Berbiak. Maaf kalau bahasaku agak kurang pantas, padahal ada kata lain yang lebih manusiawi: beranak, misalnya? Melahirkan? Bersalin? Membelah diri? Berak depan? Investasi program pensiun rumahan? Sayangnya, kata-kata tersebut, walaupun secara makna memadai, tidaklah mampu merepresentasikan sentimenku terhadap fenomena ini. Ketika ibuku mengeluarkanku, itu disebut melahirkan; ketika Nanda mengeluarkan bayinya, itu disebut bersalin; ketika Sofia mengeluarkan putranya, itu disebut keajaiban dunia kedelapan—tapi ketika si ibu warung mengeluarkan anaknya? Itu hanya bisa disebut berbiak, sebab jika memoriku tidak keliru, ini adalah keturunannya yang ketujuh.

Maksudku … lo tau konsep peduli kesejahteraan populasi yang disebut kontrasepsi, gak, sih?

Aku masuk dan mendapati si ibu sedang menimang-nimang anaknya, yang kala itu baru berusia tiga bulan. “Bu, Kapal Api satu.”

“Iya, A. Sebentar.”

Aku tak menjawab dan cuma menatapi bayi mininya, yang untuk suatu alasan punya mata yang terlalu besar di wajahnya yang mungil.

Agak lama kemudian, si ibu berkata, “Aduh, kopinya masih di kardus belanjaan, A.”

“Hmm? Oh? Iya?”

Kami saling diam serupa sejoli baru yang salting. Sedetik, dua detik, tiga detik. Di detik kelima, kami menyadari sesuatu: lapak warung yang penuh rencengan bumbu masak itu hening. Si bayi berhenti menangis. Dia berhenti menangis ketika melihatku. Apa pula maksud dia? Belum pernah lihat pria brewok yang berambut panjang?

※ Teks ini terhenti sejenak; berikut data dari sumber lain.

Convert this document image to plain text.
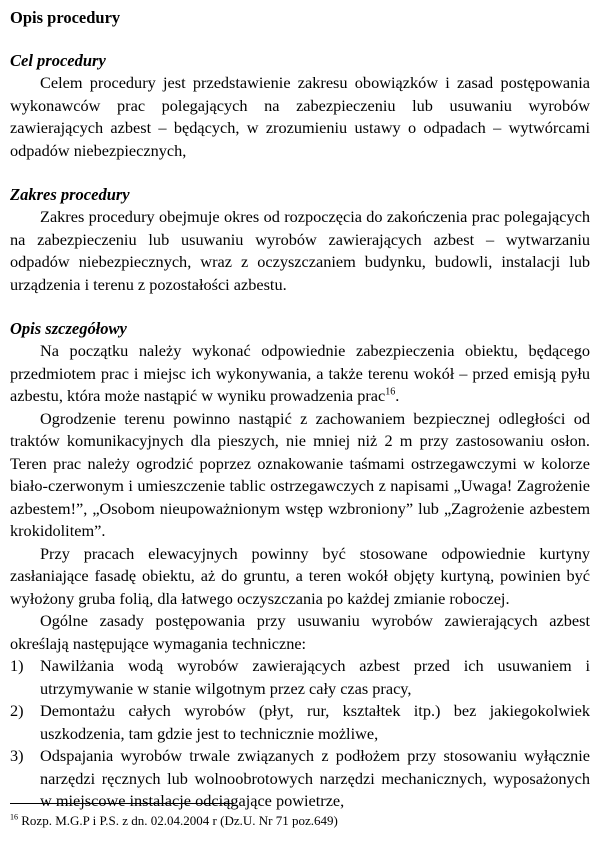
Opis procedury
Cel procedury

Celem procedury jest przedstawienie zakresu obowiązków i zasad postępowania wykonawców prac polegających na zabezpieczeniu lub usuwaniu wyrobów zawierających azbest – będących, w zrozumieniu ustawy o odpadach – wytwórcami odpadów niebezpiecznych,

Zakres procedury

Zakres procedury obejmuje okres od rozpoczęcia do zakończenia prac polegających na zabezpieczeniu lub usuwaniu wyrobów zawierających azbest – wytwarzaniu odpadów niebezpiecznych, wraz z oczyszczaniem budynku, budowli, instalacji lub urządzenia i terenu z pozostałości azbestu.

Opis szczegółowy

Na początku należy wykonać odpowiednie zabezpieczenia obiektu, będącego przedmiotem prac i miejsc ich wykonywania, a także terenu wokół – przed emisją pyłu azbestu, która może nastąpić w wyniku prowadzenia prac$^{16}$.

Ogrodzenie terenu powinno nastąpić z zachowaniem bezpiecznej odległości od traktów komunikacyjnych dla pieszych, nie mniej niż 2 m przy zastosowaniu osłon. Teren prac należy ogrodzić poprzez oznakowanie taśmami ostrzegawczymi w kolorze biało-czerwonym i umieszczenie tablic ostrzegawczych z napisami „Uwaga! Zagrożenie azbestem!”, „Osobom nieupoważnionym wstęp wzbroniony” lub „Zagrożenie azbestem krokidolitem”.

Przy pracach elewacyjnych powinny być stosowane odpowiednie kurtyny zasłaniające fasadę obiektu, aż do gruntu, a teren wokół objęty kurtyną, powinien być wyłożony gruba folią, dla łatwego oczyszczania po każdej zmianie roboczej.

Ogólne zasady postępowania przy usuwaniu wyrobów zawierających azbest określają następujące wymagania techniczne:

1) Nawilżania wodą wyrobów zawierających azbest przed ich usuwaniem i utrzymywanie w stanie wilgotnym przez cały czas pracy,
2) Demontażu całych wyrobów (płyt, rur, kształtek itp.) bez jakiegokolwiek uszkodzenia, tam gdzie jest to technicznie możliwe,
3) Odspajania wyrobów trwale związanych z podłożem przy stosowaniu wyłącznie narzędzi ręcznych lub wolnoobrotowych narzędzi mechanicznych, wyposażonych w miejscowe instalacje odciągające powietrze,
$^{16}$ Rozp. M.G.P i P.S. z dn. 02.04.2004 r (Dz.U. Nr 71 poz.649)
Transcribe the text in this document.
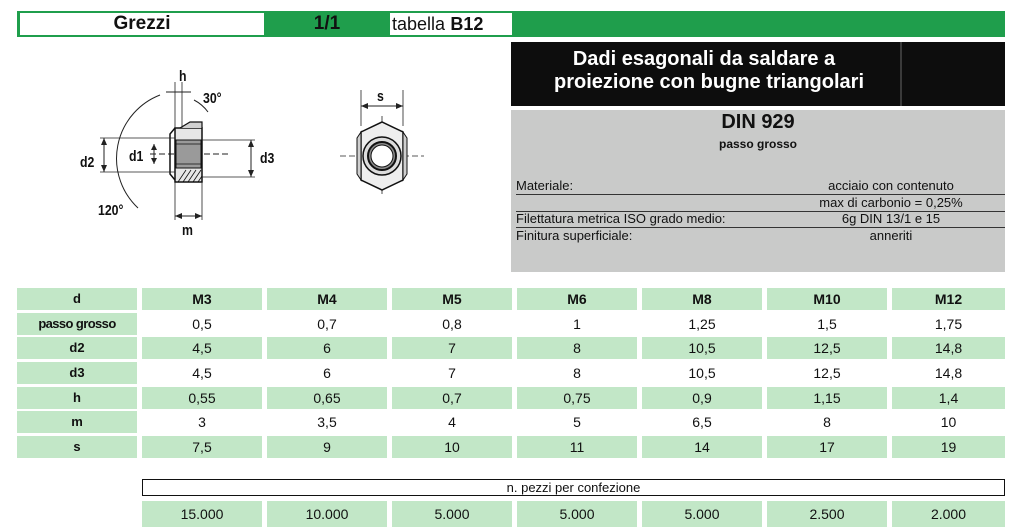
Grezzi	1/1	tabella B12
Dadi esagonali da saldare a
proiezione con bugne triangolari
DIN 929
passo grosso
Materiale:	acciaio con contenuto
max di carbonio = 0,25%
Filettatura metrica ISO grado medio:	6g DIN 13/1 e 15
Finitura superficiale:	anneriti
h
30°
d2 d1	d3
120°
m
s
d	M3	M4	M5	M6	M8	M10	M12
passo grosso	0,5	0,7	0,8	1	1,25	1,5	1,75
d2	4,5	6	7	8	10,5	12,5	14,8
d3	4,5	6	7	8	10,5	12,5	14,8
h	0,55	0,65	0,7	0,75	0,9	1,15	1,4
m	3	3,5	4	5	6,5	8	10
s	7,5	9	10	11	14	17	19
n. pezzi per confezione
15.000	10.000	5.000	5.000	5.000	2.500	2.000
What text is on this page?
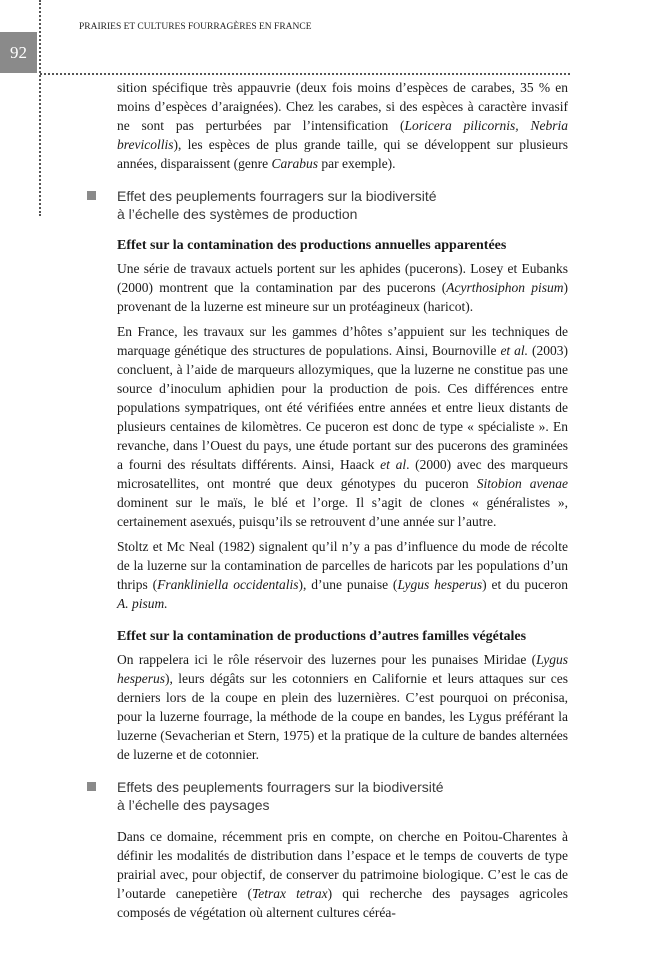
92
PRAIRIES ET CULTURES FOURRAGÈRES EN FRANCE

sition spécifique très appauvrie (deux fois moins d’espèces de carabes, 35 % en moins d’espèces d’araignées). Chez les carabes, si des espèces à caractère invasif ne sont pas perturbées par l’intensification (Loricera pilicornis, Nebria brevicollis), les espèces de plus grande taille, qui se développent sur plusieurs années, disparaissent (genre Carabus par exemple).

Effet des peuplements fourragers sur la biodiversité
à l’échelle des systèmes de production
Effet sur la contamination des productions annuelles apparentées

Une série de travaux actuels portent sur les aphides (pucerons). Losey et Eubanks (2000) montrent que la contamination par des pucerons (Acyrthosiphon pisum) provenant de la luzerne est mineure sur un protéagineux (haricot).

En France, les travaux sur les gammes d’hôtes s’appuient sur les techniques de marquage génétique des structures de populations. Ainsi, Bournoville et al. (2003) concluent, à l’aide de marqueurs allozymiques, que la luzerne ne constitue pas une source d’inoculum aphidien pour la production de pois. Ces différences entre populations sympatriques, ont été vérifiées entre années et entre lieux distants de plusieurs centaines de kilomètres. Ce puceron est donc de type « spécialiste ». En revanche, dans l’Ouest du pays, une étude portant sur des pucerons des graminées a fourni des résultats différents. Ainsi, Haack et al. (2000) avec des marqueurs microsatellites, ont montré que deux génotypes du puceron Sitobion avenae dominent sur le maïs, le blé et l’orge. Il s’agit de clones « généralistes », certainement asexués, puisqu’ils se retrouvent d’une année sur l’autre.

Stoltz et Mc Neal (1982) signalent qu’il n’y a pas d’influence du mode de récolte de la luzerne sur la contamination de parcelles de haricots par les populations d’un thrips (Frankliniella occidentalis), d’une punaise (Lygus hesperus) et du puceron A. pisum.

Effet sur la contamination de productions d’autres familles végétales

On rappelera ici le rôle réservoir des luzernes pour les punaises Miridae (Lygus hesperus), leurs dégâts sur les cotonniers en Californie et leurs attaques sur ces derniers lors de la coupe en plein des luzernières. C’est pourquoi on préconisa, pour la luzerne fourrage, la méthode de la coupe en bandes, les Lygus préférant la luzerne (Sevacherian et Stern, 1975) et la pratique de la culture de bandes alternées de luzerne et de cotonnier.

Effets des peuplements fourragers sur la biodiversité
à l’échelle des paysages

Dans ce domaine, récemment pris en compte, on cherche en Poitou-Charentes à définir les modalités de distribution dans l’espace et le temps de couverts de type prairial avec, pour objectif, de conserver du patrimoine biologique. C’est le cas de l’outarde canepetière (Tetrax tetrax) qui recherche des paysages agricoles composés de végétation où alternent cultures céréa-
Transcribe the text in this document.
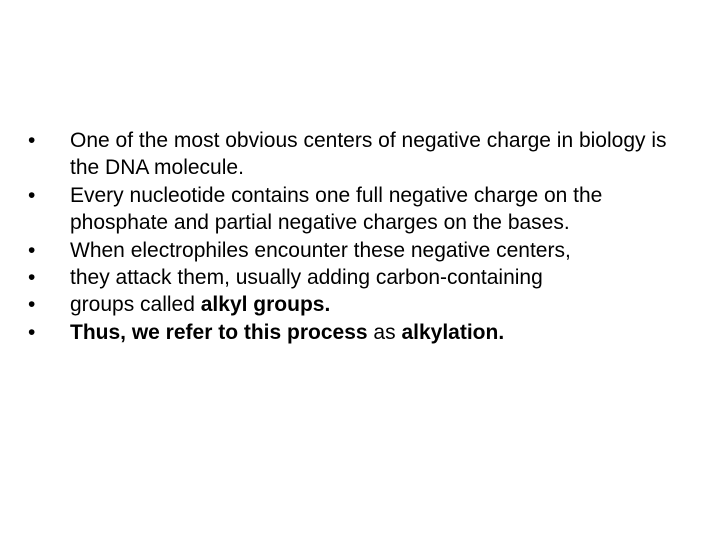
•	One of the most obvious centers of negative charge in biology is the DNA molecule.
•	Every nucleotide contains one full negative charge on the phosphate and partial negative charges on the bases.
•	When electrophiles encounter these negative centers,
•	they attack them, usually adding carbon-containing
•	groups called alkyl groups.
•	Thus, we refer to this process as alkylation.
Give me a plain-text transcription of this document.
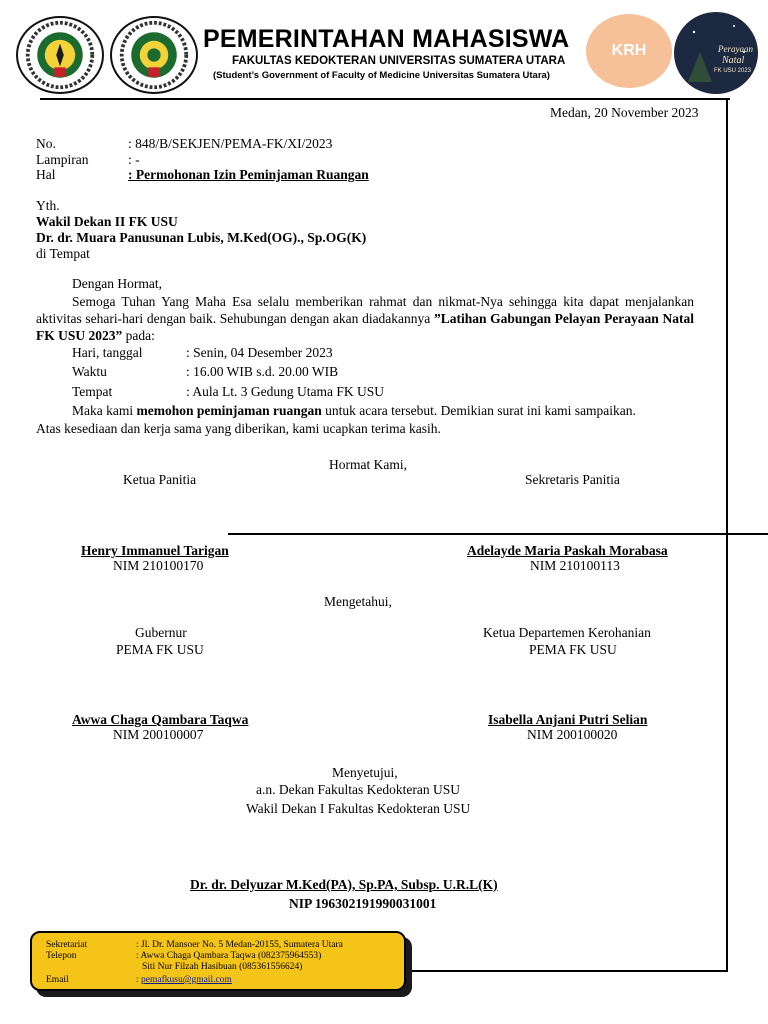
PEMERINTAHAN MAHASISWA
FAKULTAS KEDOKTERAN UNIVERSITAS SUMATERA UTARA
(Student’s Government of Faculty of Medicine Universitas Sumatera Utara)
KRH	Perayaan
Natal
FK USU 2023
Medan, 20 November 2023
No.	: 848/B/SEKJEN/PEMA-FK/XI/2023
Lampiran	: -
Hal	: Permohonan Izin Peminjaman Ruangan
Yth.
Wakil Dekan II FK USU
Dr. dr. Muara Panusunan Lubis, M.Ked(OG)., Sp.OG(K)
di Tempat
Dengan Hormat,
Semoga Tuhan Yang Maha Esa selalu memberikan rahmat dan nikmat-Nya sehingga kita dapat menjalankan aktivitas sehari-hari dengan baik. Sehubungan dengan akan diadakannya ”Latihan Gabungan Pelayan Perayaan Natal FK USU 2023” pada:
Hari, tanggal	: Senin, 04 Desember 2023
Waktu	: 16.00 WIB s.d. 20.00 WIB
Tempat	: Aula Lt. 3 Gedung Utama FK USU
Maka kami memohon peminjaman ruangan untuk acara tersebut. Demikian surat ini kami sampaikan.
Atas kesediaan dan kerja sama yang diberikan, kami ucapkan terima kasih.
Hormat Kami,
Ketua Panitia	Sekretaris Panitia
Henry Immanuel Tarigan
NIM 210100170
Adelayde Maria Paskah Morabasa
NIM 210100113
Mengetahui,
Gubernur
PEMA FK USU
Ketua Departemen Kerohanian
PEMA FK USU
Awwa Chaga Qambara Taqwa
NIM 200100007
Isabella Anjani Putri Selian
NIM 200100020
Menyetujui,
a.n. Dekan Fakultas Kedokteran USU
Wakil Dekan I Fakultas Kedokteran USU
Dr. dr. Delyuzar M.Ked(PA), Sp.PA, Subsp. U.R.L(K)
NIP 196302191990031001
Sekretariat	: Jl. Dr. Mansoer No. 5 Medan-20155, Sumatera Utara
Telepon	: Awwa Chaga Qambara Taqwa (082375964553)
Siti Nur Filzah Hasibuan (085361556624)
Email	: pemafkusu@gmail.com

“Eeh … A, maaf, coba pegangin dulu.”

Aku mendongak dan secara otomatis menjulurkan satu tangan. Kupikir aku disuruh memegangi ponsel atau gelas atau apa, tapi si ibu malah memberiku bayinya. Sontak aku terperanjat dan bergegas menggunakan kedua tanganku. Aku ketakutan setengah mati. Sempat kupikir si bocah akan merosot jatuh dan menimpa barisan gas LPG yang keras dan hijau.

“Ih, anteng!” celetuk si ibu, yang mana punya tampang pucat dan lusuh serupa mahasiswa semester akhir yang begadang seminggu. “Si Aa-nya unik ya, De?”

Aku tak bisa memutuskan apakah dia sedang mengejekku atau memujiku.

“A, ditinggal dulu, boleh? Saya mau ke belakang dulu sekalian bawa kopinya.” Si ibu nyelonong pergi bahkan sebelum aku sempat menjawab apa-apa. (Jika mataku tak terkena katarak atau sihir, aku yakin juga dia berlari.)

Dan di sanalah aku. Berdiri dengan seekor bayi di pelukan. Sungguh meresahkan bukan main. Aku tak berpengalaman dengan bayi (seperti halnya para bujang pada umumnya), jadi aku tak tahu apakah caraku menggendongnya sudah benar atau tidak. Aku selalu membayangkan si bayi akan merosot jatuh dan menimpa gas LPG.

Si bayi terus memandangiku. Awalnya kuabaikan, pikir nanti juga dia bakal bosan. Lima menit berlalu, si ibu warung masih belum kembali—si bayi pun masih tetap memandangiku. Mau tak mau aku jadi salah tingkah pula.

“Apa liat-liat?” tanyaku, bicara dengan bayi macam orang goblok.

Si bayi tertawa.

“Lo ngeledek gue, anjing? Jangan mentang-mentang lo masih muda, masih banyak potensi sama kesempatan, lo jadi boleh kurang ajar ke gue! Gue juga kayak lo dulu! Polos, lucu, ganteng. Siapa tau lo juga bakalan kayak gue kalo udah gede! Gue kali miskin, gue kali jones, gue kali madesu, tapi gue penulis. Gue serigala penyendiri. Gue beda sama kalian. Gue gak butuh apa yang kalian butuhin.”

Si bayi makin kegirangan dan mulai menggerak-gerakan kaki serta tangannya.

Aku kepanikan. “Eh, eh, eh! Diem, anjing! Jatuh baru tau rasa lo!”

Si bayi menjambak rambutku.

“Anjing, anjing, anjing! Gue lepas, nih, gue lepas! Gue lepas mau lo?”

Aku menurunkan kepalaku, takut rambutku—yang belakangan ini banyak rontok—tercabut hingga menyisakan sepetak kehampaan di kepala. Kini hidungku tak barang beberapa senti dari wajah si bayi. Aku mencium aroma aneh: tidak harum, tapi tidak pula bisa disebut bau. Aku menurunkan kepalaku lagi hingga hidungku dan hidung si bayi bersentuhan.

“Bau lo enak juga. Pake minyak wangi apaan lo?”

Si bayi melepaskan rambutku. Aku kembali menegakkan leher. Kami saling pandang untuk beberapa detik, lalu, tanpa aku niatkan maupun sadari, aku mulai menimang-nimang si bocah laknat. Dari dalam diriku, mendadak muncul dorongan untuk bersenandung.

“Mau denger lagu, lo?”

Si bayi mengerjap pelan. Kuanggap itu sebagai afirmasi.